- De primeiro, ele me seduziu com filmes. Na terceira noite, ele me convenceu a fazer o mesmo que mostrava nos filmes. Quando ele finalmente entrou em mim, doeu. Doeu muito. Parecia que eu ia partir ao meio. Mas tirando quando ele fazia isso, era bom. Oh, era sim. Eu era pequeno demais para entender o que era aquilo, ainda mais que eu era ingênuo demais na época. Nunca tinha ouvido falar disso. Não sabia que era errado. Mas ele me mostrava os filmes que eu era proibido de ver, logo julguei que não era ruim. Pensava que meu tio era bom, que ele era legal por me mostrar aquilo. Era o nosso segredo e eu estava feliz por isso. Quando cresci o suficiente para entender o que era, já era tarde demais. Não tinha poder para fugir. E como eu já não era tão pequeno, a dor não era tão grande assim. Ainda doía que nem o inferno, mas nem tanto. Quando ele se casou e teve você, essas noites se tornaram mais raras, mas ainda aconteciam. Quando você completou sete anos, a mesma idade que ele começou comigo, ele usou a mesma tática. Ele te queria também. Quando você dormia lá, ele passou os mesmos filmes que passou comigo. A mesma coisa, a mesma tática. Só que você ficou com medo daquilo, eu percebi no seu olhar. Parecia até que você já sabia que aquilo era errado, diferentemente de eu na sua idade. Ele te seduziu também, me lembro disso como se fosse ontem. E quando eu finalmente pude tocar em você, me tornar o dominador, que nem o meu tio fazia comigo, me senti poderoso. Aquela sensação era muito boa. Eu pude mostrar para ele que eu não era tão frágil assim. Que eu conseguia ser melhor que ele. Quando ele entrava em mim após eu ter experimentado esse poder, eu me sentia rebaixado. De certa forma humilhado. Queria tocar em você novamente para me sentir melhor. Quando cresci, me tornei viciado nisso. Essa sensação de poder é simplesmente boa demais. Eu imagino que se você não tivesse existido para me mostrar como era ser o dominador, o que teria acontecido comigo... Talvez eu virasse estatística como mais um pobre menino que foi abusado sexualmente e que agora sofre de depressão e coisas do tipo. Mas você apareceu, tornando-me no... – Ele parou abruptamente de falar, como se tivesse travado. Ele se virou, permitindo que eu visse seu rosto pela primeira vez desde que ele começou seu discurso.
Por um segundo, eu pode ver uma expressão frágil em seu rosto, como se ele ainda fosse a criancinha que era na época falando sobre isso. Era estranho vê-lo com essa expressão, já que ele agora usava uma máscara de indiferença e leve cordialidade. Aquela expressão desapareceu rapidamente de seu rosto, com a sua habitual tomando lugar. Ele hesitou, mas caminhou até a porta e a abriu rapidamente. Virei-me, vendo uma mulher pequena de feições meigas e assustadas ali. Estava tão absorvido nas palavras dele que não a ouviu ali.
- S-Sleigh! E-Eu... Eu acabei de chegar aqui. Eu ia te convidar para comer alguma coisa, mas você está ocupado, então... – Ela tentou explicar rapidamente, com o rosto ficando corado de vergonha.
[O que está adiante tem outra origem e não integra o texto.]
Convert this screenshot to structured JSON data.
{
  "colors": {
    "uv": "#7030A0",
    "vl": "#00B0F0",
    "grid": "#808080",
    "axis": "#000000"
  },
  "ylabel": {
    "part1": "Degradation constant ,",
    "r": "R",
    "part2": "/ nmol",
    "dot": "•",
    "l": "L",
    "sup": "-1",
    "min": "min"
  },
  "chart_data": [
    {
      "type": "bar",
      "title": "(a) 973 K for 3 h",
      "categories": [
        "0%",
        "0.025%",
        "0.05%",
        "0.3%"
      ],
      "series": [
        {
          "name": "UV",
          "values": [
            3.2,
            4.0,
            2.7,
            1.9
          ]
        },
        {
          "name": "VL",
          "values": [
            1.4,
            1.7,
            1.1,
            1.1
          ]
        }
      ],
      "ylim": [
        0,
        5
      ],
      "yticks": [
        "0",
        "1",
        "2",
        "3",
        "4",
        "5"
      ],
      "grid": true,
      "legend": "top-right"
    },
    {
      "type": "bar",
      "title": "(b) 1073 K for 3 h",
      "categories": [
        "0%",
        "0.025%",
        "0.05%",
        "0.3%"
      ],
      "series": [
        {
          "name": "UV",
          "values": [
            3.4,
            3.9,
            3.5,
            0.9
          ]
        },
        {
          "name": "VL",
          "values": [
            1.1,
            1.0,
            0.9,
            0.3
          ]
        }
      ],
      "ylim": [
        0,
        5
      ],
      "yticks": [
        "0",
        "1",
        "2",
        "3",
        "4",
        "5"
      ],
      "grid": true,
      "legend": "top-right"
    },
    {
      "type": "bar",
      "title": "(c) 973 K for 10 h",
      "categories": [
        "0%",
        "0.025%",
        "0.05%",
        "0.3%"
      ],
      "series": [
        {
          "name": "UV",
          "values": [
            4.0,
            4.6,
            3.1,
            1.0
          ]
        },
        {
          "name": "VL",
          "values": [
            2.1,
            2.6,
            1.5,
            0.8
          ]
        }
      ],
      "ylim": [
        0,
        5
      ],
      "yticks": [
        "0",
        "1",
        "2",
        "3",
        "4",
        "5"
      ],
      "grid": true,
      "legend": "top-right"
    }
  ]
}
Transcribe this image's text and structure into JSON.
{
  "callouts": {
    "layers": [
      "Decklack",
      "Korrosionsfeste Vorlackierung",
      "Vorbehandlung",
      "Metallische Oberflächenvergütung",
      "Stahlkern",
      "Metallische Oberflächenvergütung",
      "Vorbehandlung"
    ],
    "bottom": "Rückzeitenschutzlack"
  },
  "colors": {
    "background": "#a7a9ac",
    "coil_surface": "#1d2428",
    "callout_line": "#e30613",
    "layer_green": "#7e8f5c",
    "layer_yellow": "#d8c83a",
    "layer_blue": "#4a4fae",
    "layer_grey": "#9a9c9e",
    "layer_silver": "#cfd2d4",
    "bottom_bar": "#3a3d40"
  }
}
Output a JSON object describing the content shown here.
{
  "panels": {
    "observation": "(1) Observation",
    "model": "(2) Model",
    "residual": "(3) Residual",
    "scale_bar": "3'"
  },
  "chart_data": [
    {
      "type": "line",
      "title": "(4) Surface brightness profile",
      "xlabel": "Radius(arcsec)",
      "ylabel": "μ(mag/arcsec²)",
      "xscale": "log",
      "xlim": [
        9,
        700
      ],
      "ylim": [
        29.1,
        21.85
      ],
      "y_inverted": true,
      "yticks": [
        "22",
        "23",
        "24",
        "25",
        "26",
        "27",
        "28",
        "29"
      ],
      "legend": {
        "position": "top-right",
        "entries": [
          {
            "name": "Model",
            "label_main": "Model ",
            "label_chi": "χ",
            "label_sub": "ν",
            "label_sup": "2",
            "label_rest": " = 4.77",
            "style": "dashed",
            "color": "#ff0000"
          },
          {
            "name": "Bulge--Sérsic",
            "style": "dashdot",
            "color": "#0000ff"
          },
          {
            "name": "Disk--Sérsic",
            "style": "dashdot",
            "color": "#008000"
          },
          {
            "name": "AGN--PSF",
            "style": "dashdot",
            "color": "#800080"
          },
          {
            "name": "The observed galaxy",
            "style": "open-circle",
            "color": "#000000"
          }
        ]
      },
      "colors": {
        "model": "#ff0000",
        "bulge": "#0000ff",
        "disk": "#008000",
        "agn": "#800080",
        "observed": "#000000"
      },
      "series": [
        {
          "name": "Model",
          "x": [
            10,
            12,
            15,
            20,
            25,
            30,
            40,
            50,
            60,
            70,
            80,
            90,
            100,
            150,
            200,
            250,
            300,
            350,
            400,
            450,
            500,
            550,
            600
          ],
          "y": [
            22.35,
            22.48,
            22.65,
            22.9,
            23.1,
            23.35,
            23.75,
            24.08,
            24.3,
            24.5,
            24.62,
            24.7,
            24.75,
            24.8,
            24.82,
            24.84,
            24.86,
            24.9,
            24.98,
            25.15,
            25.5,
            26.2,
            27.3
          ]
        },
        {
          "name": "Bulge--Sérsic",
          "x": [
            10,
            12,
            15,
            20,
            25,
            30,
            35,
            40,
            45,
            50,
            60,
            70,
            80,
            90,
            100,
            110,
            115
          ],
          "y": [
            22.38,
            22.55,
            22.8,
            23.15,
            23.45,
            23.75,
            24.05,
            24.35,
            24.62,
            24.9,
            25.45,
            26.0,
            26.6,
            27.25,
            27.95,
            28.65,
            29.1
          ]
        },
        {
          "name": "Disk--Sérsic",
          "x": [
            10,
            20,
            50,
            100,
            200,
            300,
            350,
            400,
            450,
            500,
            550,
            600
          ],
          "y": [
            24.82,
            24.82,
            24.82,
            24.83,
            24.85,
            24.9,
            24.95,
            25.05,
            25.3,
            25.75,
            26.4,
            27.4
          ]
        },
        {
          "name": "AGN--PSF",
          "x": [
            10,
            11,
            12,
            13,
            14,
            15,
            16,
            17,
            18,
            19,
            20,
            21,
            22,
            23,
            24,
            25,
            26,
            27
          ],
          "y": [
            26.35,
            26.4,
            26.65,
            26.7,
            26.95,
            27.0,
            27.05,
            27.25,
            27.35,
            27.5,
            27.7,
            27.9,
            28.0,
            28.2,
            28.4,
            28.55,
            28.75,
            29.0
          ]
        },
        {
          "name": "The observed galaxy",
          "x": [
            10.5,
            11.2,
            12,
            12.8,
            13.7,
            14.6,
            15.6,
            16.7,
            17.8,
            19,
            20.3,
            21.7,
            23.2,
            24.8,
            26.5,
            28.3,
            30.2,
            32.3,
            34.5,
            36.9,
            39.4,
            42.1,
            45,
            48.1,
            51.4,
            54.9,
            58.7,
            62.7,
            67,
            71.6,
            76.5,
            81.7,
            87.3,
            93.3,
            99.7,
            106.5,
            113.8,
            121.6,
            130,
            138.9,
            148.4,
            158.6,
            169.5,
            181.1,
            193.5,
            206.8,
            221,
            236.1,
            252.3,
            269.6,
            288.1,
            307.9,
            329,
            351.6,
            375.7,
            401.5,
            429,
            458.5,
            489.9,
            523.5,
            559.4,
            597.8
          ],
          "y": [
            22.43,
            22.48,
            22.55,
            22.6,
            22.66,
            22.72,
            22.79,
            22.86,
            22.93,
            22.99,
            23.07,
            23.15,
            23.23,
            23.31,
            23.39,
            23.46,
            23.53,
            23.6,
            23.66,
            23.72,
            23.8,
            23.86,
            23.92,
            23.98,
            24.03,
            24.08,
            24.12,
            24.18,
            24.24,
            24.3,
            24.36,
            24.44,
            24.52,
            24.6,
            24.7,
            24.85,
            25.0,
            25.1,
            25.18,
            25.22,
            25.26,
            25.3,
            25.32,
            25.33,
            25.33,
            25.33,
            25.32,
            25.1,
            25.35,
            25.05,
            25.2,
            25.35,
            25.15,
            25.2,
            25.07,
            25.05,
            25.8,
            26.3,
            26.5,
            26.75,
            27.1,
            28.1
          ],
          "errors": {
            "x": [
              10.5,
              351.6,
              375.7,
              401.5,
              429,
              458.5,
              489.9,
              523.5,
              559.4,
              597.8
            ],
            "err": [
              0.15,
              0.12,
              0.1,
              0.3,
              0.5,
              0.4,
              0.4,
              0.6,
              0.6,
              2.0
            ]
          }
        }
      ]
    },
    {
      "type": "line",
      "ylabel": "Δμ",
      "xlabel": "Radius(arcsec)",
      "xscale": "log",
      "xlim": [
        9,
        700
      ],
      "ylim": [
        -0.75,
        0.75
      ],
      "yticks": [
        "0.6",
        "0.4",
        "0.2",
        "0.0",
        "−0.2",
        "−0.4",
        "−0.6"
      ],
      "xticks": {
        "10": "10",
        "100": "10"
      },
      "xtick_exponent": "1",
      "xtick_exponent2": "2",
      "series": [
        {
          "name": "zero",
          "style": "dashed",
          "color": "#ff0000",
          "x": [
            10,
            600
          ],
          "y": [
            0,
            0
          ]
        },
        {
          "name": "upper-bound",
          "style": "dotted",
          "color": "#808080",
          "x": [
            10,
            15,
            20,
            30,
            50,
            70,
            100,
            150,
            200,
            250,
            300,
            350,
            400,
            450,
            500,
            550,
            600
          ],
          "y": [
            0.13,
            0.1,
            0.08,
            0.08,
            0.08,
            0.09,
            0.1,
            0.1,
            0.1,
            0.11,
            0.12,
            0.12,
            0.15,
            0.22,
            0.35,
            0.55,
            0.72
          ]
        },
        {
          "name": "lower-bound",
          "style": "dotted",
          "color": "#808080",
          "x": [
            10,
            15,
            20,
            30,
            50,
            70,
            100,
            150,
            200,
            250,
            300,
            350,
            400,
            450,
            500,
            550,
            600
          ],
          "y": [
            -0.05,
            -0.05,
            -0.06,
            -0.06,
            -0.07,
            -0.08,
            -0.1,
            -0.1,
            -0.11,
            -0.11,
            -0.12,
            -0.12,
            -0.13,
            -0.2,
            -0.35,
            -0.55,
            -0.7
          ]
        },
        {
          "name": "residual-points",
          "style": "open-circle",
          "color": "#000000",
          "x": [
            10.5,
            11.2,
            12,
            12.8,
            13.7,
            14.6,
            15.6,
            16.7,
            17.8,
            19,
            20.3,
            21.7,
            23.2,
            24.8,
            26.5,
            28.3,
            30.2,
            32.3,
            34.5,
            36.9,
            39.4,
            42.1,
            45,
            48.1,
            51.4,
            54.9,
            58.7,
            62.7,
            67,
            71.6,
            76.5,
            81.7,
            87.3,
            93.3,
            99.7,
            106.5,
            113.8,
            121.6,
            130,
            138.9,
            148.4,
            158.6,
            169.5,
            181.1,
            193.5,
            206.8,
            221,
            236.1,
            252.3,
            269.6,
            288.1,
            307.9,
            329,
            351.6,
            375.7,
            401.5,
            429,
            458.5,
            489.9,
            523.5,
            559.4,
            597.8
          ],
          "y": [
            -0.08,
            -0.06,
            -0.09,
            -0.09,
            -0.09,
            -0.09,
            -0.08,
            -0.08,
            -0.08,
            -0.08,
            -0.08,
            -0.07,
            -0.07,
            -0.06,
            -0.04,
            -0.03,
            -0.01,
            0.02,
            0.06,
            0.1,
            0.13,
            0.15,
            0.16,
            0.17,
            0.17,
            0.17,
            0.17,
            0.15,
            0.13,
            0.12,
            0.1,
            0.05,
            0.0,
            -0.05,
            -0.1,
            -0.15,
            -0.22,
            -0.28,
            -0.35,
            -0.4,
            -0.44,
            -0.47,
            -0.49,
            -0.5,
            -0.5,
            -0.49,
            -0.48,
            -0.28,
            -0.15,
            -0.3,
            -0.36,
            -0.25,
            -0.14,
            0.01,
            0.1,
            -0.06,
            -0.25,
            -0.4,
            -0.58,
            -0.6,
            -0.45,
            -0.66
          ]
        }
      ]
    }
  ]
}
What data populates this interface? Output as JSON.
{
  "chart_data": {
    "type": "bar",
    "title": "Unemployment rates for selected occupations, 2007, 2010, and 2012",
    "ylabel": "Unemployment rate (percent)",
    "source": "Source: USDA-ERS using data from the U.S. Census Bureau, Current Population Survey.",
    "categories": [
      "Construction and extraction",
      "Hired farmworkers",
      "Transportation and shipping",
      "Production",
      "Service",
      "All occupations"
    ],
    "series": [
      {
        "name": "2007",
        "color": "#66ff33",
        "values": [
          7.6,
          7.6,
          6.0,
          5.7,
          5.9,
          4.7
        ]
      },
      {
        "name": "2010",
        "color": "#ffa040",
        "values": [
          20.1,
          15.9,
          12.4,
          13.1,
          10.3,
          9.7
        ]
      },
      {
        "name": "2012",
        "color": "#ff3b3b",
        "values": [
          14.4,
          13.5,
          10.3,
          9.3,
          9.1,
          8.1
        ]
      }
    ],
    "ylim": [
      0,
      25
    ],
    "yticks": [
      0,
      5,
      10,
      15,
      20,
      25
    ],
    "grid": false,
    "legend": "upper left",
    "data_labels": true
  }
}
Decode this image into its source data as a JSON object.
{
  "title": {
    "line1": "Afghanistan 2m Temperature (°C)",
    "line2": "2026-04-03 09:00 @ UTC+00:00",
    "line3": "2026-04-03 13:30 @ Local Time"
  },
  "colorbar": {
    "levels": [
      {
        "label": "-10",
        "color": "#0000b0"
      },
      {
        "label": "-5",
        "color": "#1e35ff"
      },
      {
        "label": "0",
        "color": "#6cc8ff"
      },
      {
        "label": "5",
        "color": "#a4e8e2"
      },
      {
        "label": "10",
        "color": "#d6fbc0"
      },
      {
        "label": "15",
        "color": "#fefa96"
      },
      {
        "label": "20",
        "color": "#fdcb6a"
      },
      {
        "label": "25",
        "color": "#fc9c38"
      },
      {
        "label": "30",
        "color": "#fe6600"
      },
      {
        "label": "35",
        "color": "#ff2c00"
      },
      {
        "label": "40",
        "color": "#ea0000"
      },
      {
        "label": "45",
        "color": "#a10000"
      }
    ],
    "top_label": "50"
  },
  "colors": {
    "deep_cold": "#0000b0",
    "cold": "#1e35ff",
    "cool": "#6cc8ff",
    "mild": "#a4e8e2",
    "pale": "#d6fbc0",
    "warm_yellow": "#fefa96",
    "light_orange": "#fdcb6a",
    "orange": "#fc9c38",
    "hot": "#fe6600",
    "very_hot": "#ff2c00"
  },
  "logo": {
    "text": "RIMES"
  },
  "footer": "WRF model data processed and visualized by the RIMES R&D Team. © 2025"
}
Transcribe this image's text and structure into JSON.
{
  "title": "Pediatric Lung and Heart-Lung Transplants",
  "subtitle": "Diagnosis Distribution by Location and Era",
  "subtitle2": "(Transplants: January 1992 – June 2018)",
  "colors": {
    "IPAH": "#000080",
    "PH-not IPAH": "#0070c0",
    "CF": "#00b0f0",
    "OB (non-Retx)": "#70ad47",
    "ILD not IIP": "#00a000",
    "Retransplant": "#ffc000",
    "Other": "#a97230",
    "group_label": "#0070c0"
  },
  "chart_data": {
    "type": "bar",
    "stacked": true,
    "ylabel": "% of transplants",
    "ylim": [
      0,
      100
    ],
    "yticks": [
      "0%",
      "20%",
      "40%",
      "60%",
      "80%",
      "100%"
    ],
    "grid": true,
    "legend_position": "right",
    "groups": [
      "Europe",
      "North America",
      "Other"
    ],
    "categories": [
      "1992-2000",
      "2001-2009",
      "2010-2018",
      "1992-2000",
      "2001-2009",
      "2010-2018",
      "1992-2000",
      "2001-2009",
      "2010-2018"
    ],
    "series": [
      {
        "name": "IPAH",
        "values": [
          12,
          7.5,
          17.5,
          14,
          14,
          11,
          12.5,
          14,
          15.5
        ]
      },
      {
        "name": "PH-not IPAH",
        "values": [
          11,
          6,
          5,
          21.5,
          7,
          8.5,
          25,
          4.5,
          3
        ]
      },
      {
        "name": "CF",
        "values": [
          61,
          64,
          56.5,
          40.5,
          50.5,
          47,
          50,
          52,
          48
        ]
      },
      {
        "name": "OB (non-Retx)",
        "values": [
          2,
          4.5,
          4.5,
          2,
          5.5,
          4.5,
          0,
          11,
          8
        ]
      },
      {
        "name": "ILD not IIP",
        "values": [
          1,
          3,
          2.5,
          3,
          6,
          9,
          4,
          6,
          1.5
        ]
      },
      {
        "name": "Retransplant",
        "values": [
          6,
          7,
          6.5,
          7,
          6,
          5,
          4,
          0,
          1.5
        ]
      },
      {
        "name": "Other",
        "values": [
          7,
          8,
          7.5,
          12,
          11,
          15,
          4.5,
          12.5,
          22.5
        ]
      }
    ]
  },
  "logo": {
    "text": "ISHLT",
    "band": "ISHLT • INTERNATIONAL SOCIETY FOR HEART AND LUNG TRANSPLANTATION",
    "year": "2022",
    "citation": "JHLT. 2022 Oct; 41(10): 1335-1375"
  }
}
Ele agarrou-a pelo braço, arrastando-a para dentro e fechando a porta pesadamente atrás de si. Virou-se para ela, encarando-a com seu olhar mortalmente frio. Era como se não tivesse uma alma dentro daquele corpo.
- O que você ouviu? Você ouviu tudo, não foi?
- N-Não! E-Eu não ouvi n-nada... P-Por favor... – Ele a encarou, sabia que ela estava mentindo. – T-Tudo bem... Eu ouvi tudo, desculpe...
Sleigh abaixou o olhar, parecendo mais do que nunca um fantasma. Seus cabelos loiros, beirando ao branco, caíram suavemente sobre seu rosto, cobrindo seus olhos por um momento. Ele indicou o sofá para ela se sentar e saiu. Quando ele voltou, vi outra taça em sua mão, a qual foi rapidamente enchida com um vinho branco. Precisava fazê-lo voltar a falar, ela tinha atrapalhado tudo. Observei ele se virar novamente, encarando a janela de seu apartamento.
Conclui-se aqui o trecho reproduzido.